Some of those things happened: I do eat a lot of bagels. Others did not.
My first therapist was Darcy. ‘You studied psychotherapy?’ I asked. ‘Gosh, no,’ she gushed. ‘Art history’
But in 2022, as the tide of the Covid-19 pandemic began to ebb, I found myself grappling with exactly the sort of problems you might expect a thirty-something freelance writer navigating the dwindling media industry – while simultaneously parenting a child in a country not exactly famous for its reliable social safety net – to have. It was, in short, time to find my Wallace or Barbra.

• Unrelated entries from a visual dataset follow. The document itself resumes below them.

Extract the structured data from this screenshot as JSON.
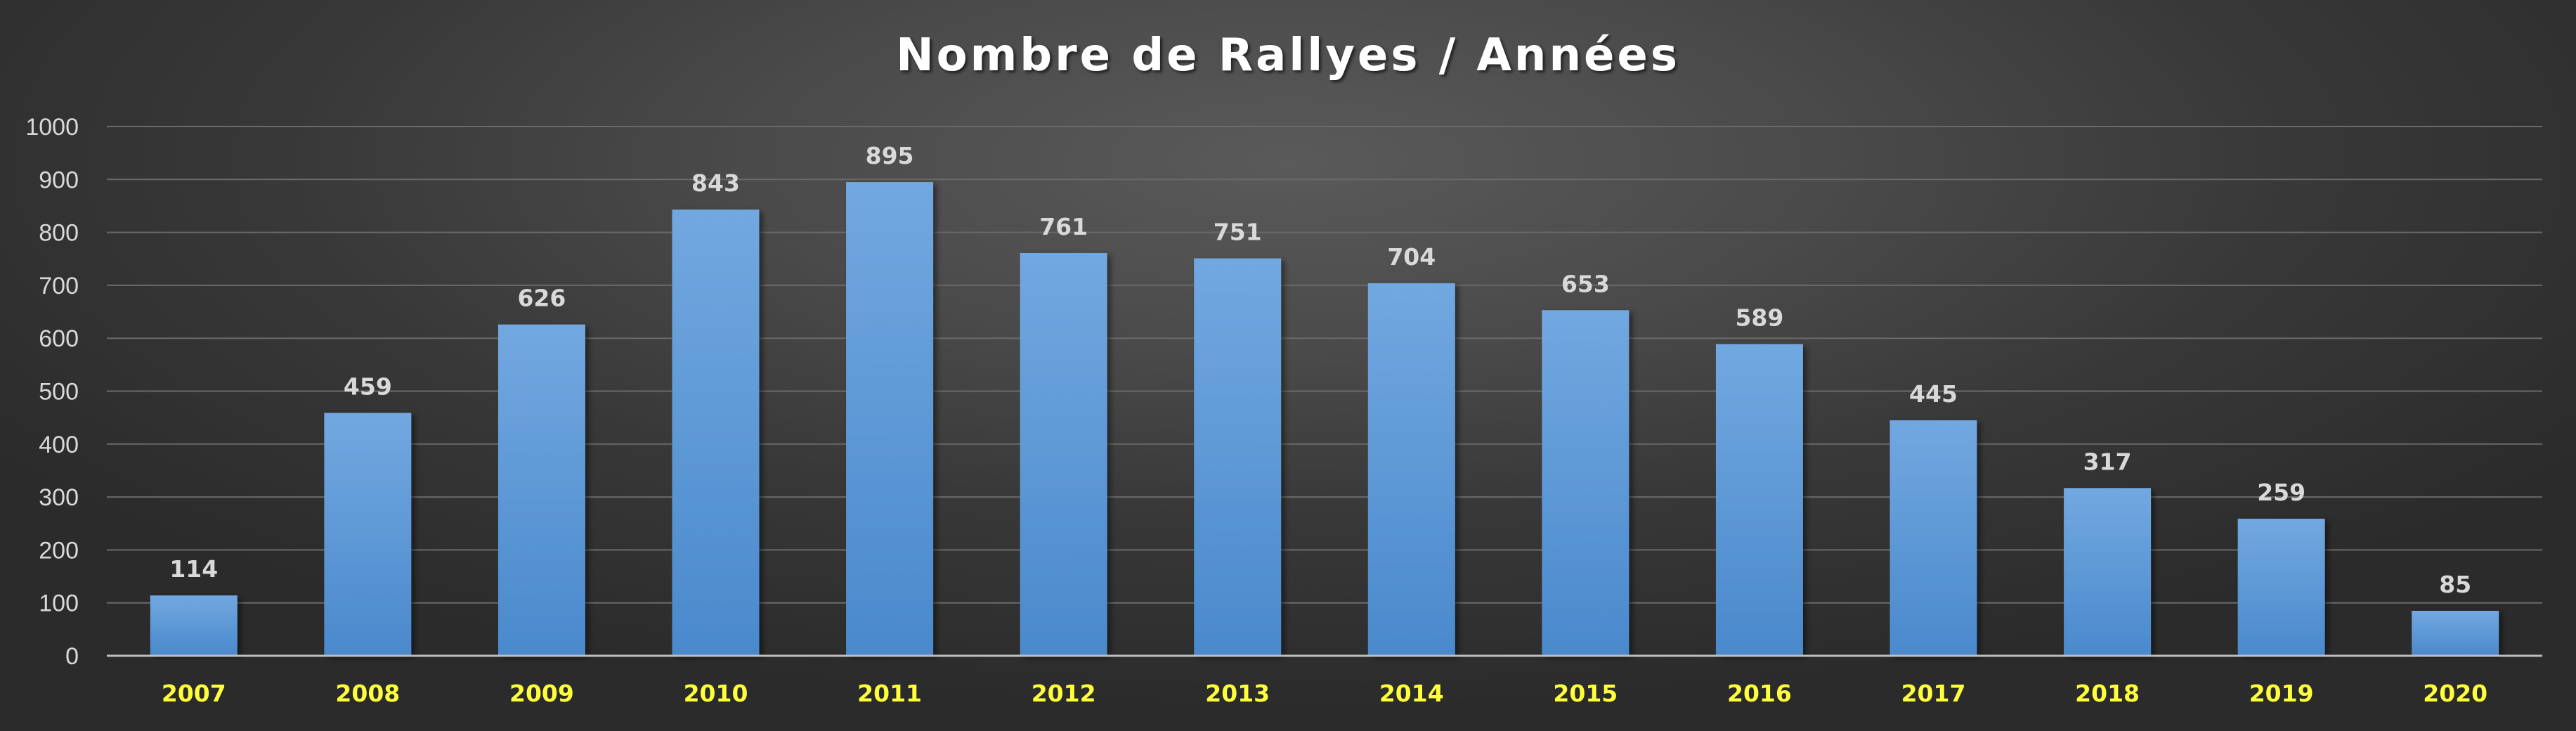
{
  "chart_data": {
    "type": "bar",
    "title": "Nombre de Rallyes / Années",
    "xlabel": "",
    "ylabel": "",
    "categories": [
      "2007",
      "2008",
      "2009",
      "2010",
      "2011",
      "2012",
      "2013",
      "2014",
      "2015",
      "2016",
      "2017",
      "2018",
      "2019",
      "2020"
    ],
    "values": [
      114,
      459,
      626,
      843,
      895,
      761,
      751,
      704,
      653,
      589,
      445,
      317,
      259,
      85
    ],
    "ylim": [
      0,
      1000
    ],
    "yticks": [
      0,
      100,
      200,
      300,
      400,
      500,
      600,
      700,
      800,
      900,
      1000
    ],
    "grid": true,
    "legend": "none",
    "data_labels": true,
    "colors": {
      "bar_top": "#72a8e0",
      "bar_bottom": "#4a89cc",
      "x_tick_text": "#ffff3b",
      "y_tick_text": "#d9d9d9",
      "data_label_text": "#d9d9d9",
      "title_text": "#ffffff",
      "gridline": "#6a6a6a",
      "axis": "#bfbfbf"
    }
  }
}
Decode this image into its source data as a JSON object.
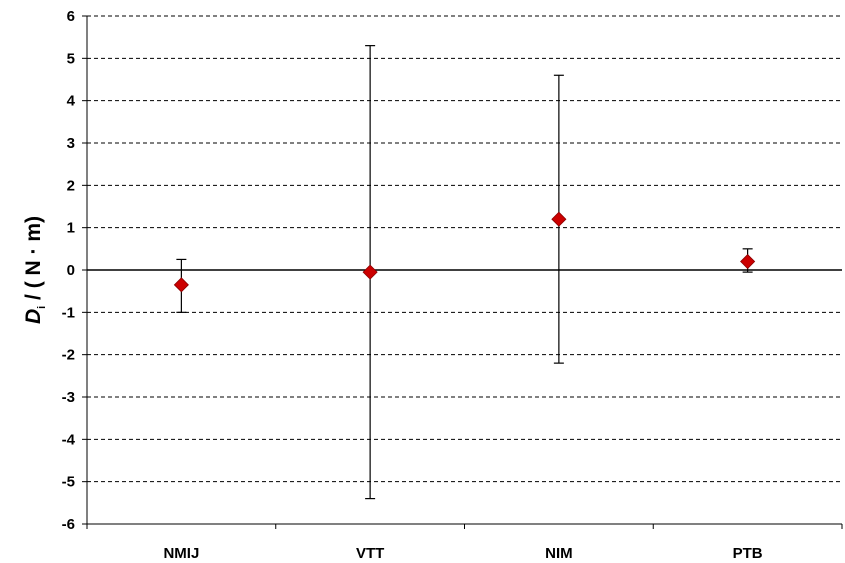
{
  "chart_data": {
    "type": "scatter",
    "title": "",
    "xlabel": "",
    "ylabel": {
      "main": "D",
      "subscript": "i",
      "rest": " / ( N · m)"
    },
    "ylim": [
      -6,
      6
    ],
    "yticks": [
      "6",
      "5",
      "4",
      "3",
      "2",
      "1",
      "0",
      "-1",
      "-2",
      "-3",
      "-4",
      "-5",
      "-6"
    ],
    "grid": true,
    "categories": [
      "NMIJ",
      "VTT",
      "NIM",
      "PTB"
    ],
    "series": [
      {
        "values": [
          -0.35,
          -0.05,
          1.2,
          0.2
        ],
        "error_low": [
          -1.0,
          -5.4,
          -2.2,
          -0.05
        ],
        "error_high": [
          0.25,
          5.3,
          4.6,
          0.5
        ],
        "marker_color": "#cc0000"
      }
    ]
  }
}
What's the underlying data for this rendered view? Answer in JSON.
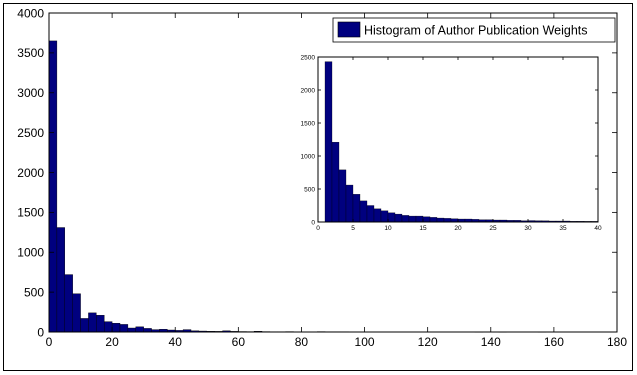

Immediately, I realized there would be hurdles to overcome. First, money. Therapists are expensive, and if you’re not familiar with the idiosyncrasies of the US health insurance system, then let me help you: “insurance” is a misnomer. Second, time. In a busy schedule of parenting, hunting for work that pays $2.50 per word and eating copious amounts of bagels, how is one meant to carve out time to find The One? The person with whom you have enough chemistry to allow conversations about trauma, fantasies and embarrassingly misplaced ambition to flow freely?
That’s when I came across a website that looked decidedly promising. It wasn’t extortionate. Thanks to a nifty online questionnaire – nostalgically reminiscent of the toxic personality quizzes in 1990s women’s magazines – it promised to match me with my perfect shrink. They would be video sessions, but I supposed that’s to be expected in this digital reality we now collectively inhabit. Either way, I’d officially launched my therapeutic journey and was excited about it.
I’ll call my first match Darcy. She had, she reliably informed me, just finished grad school. “You studied psychotherapy?” I asked, telling myself to reserve judgment on our first encounter. “Gosh no!” she gushed. “Art history.” There was no second date.
My next match was Cindy. Cindy was kind and experienced. She’d been a therapist, she told me, for 25 years. Excellent, I thought, this is the kind of tenure I’d want from someone who’s about to verbally lobotomize me. Cindy also liked me. In fact, she liked me possibly more than was clinically advisable. The compliments were flattering and therefore certainly had therapeutic merit. But then they became incessant. When she suggested meeting in person, a session she insisted I wouldn’t have to pay for, I balked and cut ties.
Next, there was Cheryl. Surely, she’d be my savior. The one to pave my path to that elusive future filled with skinny jeans, meaningful work and a balanced life devoid of existential anxiety. During our first session, as I began chronicling the index of things feeding my insomnia, she looked wistfully into her camera, clutched the crucifix around her neck, and almost didn’t have to open her mouth to convey what she was about to say next. Reader, she was not a savior, and no, I wasn’t prepared to pay $150 to be told I wouldn’t be in this pickle in the first place if I frequented the house of God.
You may not be surprised to know that Cheryl marked the end of my shrink pursuit – for now, at least.
Incidentally, and probably unrelated to this parade of unsuitables, my mood lifted a little after that. I don’t know what ultimately helped. I still eat a lot of bagels. And in case you’re wondering, they’re remarkably non-judgmental.